Objectum Sexual: Peak Weirdness By Mrs Vera West

     I had been awaiting this one, and now it is here. People wanting to marry objects such as old shoes, doggy doo and wheelie bin refuse:

“A British woman who identifies as “objectum sexual,” or attracted to inanimate objects, recently got a tattoo of her future spouse — a chandelier named “Lumiere.” Breitbart News reported last year about a British woman who was engaged to a chandelier. Now, the Mirror reports that Amanda Liberty of Leeds, England, has a tattoo of her spouse-to-be, a chandelier she calls “Lumiere.” “I couldn’t stop thinking about her and how beautiful she was — she has such a beautiful shape, and I could feel really amazing energy coming from her,” Liberty said last year. “Although I knew it would be tricky to get her home, I knew I needed to find a way to make her mine.”

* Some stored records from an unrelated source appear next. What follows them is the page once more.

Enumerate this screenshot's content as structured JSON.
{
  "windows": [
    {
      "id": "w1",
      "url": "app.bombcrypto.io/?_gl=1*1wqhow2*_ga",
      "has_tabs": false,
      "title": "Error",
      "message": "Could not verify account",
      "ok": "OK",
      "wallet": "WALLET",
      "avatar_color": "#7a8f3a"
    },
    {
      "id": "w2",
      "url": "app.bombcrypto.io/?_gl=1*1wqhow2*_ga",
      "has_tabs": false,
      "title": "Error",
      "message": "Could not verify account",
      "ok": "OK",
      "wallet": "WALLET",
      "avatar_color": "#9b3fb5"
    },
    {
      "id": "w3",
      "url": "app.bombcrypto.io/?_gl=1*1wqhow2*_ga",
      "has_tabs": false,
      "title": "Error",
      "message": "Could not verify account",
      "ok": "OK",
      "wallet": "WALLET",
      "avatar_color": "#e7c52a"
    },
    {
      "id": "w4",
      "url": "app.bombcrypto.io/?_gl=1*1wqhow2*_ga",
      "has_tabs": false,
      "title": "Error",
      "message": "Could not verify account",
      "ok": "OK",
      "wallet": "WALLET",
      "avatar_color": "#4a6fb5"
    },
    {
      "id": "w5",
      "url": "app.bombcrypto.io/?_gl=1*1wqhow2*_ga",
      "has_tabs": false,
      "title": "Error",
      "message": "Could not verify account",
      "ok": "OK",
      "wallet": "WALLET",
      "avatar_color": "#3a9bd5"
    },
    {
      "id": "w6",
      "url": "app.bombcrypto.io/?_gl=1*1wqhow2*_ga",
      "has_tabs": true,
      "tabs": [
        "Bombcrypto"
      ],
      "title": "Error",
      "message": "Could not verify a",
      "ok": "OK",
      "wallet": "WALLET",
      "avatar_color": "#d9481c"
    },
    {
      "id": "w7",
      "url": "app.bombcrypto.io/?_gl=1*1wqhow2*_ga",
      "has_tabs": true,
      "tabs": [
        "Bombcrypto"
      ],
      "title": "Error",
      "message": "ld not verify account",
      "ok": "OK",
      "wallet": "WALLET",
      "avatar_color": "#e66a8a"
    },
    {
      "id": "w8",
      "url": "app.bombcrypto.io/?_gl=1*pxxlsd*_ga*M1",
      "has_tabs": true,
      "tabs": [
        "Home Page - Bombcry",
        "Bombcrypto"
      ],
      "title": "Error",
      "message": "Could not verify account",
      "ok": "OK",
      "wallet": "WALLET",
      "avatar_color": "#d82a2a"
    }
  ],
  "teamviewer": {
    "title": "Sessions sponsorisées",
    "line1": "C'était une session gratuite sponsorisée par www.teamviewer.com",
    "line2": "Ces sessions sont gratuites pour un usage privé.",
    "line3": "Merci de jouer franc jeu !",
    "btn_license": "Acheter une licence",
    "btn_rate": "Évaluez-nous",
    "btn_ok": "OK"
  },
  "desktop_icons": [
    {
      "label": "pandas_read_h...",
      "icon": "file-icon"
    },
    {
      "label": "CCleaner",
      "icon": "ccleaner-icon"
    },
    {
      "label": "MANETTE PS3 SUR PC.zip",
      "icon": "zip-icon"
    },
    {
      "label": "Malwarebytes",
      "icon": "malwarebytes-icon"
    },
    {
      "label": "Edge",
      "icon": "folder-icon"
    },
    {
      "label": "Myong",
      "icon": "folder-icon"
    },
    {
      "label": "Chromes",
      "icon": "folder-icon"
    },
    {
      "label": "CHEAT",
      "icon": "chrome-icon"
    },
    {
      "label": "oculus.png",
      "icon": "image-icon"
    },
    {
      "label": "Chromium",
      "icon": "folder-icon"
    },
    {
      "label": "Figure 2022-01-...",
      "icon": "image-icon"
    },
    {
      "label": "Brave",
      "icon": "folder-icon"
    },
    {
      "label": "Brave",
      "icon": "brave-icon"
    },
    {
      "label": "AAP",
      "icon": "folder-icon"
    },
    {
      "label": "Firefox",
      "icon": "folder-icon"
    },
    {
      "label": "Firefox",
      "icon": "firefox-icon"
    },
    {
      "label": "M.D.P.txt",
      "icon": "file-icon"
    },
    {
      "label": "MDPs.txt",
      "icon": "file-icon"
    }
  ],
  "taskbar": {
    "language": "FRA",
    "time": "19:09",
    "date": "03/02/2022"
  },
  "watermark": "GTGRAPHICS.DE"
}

     No doubt, part of this is the desperate drive people now have to get internet attention, but I suspect that the ultimate cause really is deep craziness. This is now too far gone, so the best that we can do is to hold the fort, and let natural selection work its magic. I never thought that this old lady would end up like a John Steele kind of character, but hard times make hard dames, even old ones. Wait! Stop press! I just had a thought. Oh, it is gone. Wait … it is back. What would happen if men wanted to marry their guns? I bet the system would lose interest in objectum sexual, real fast!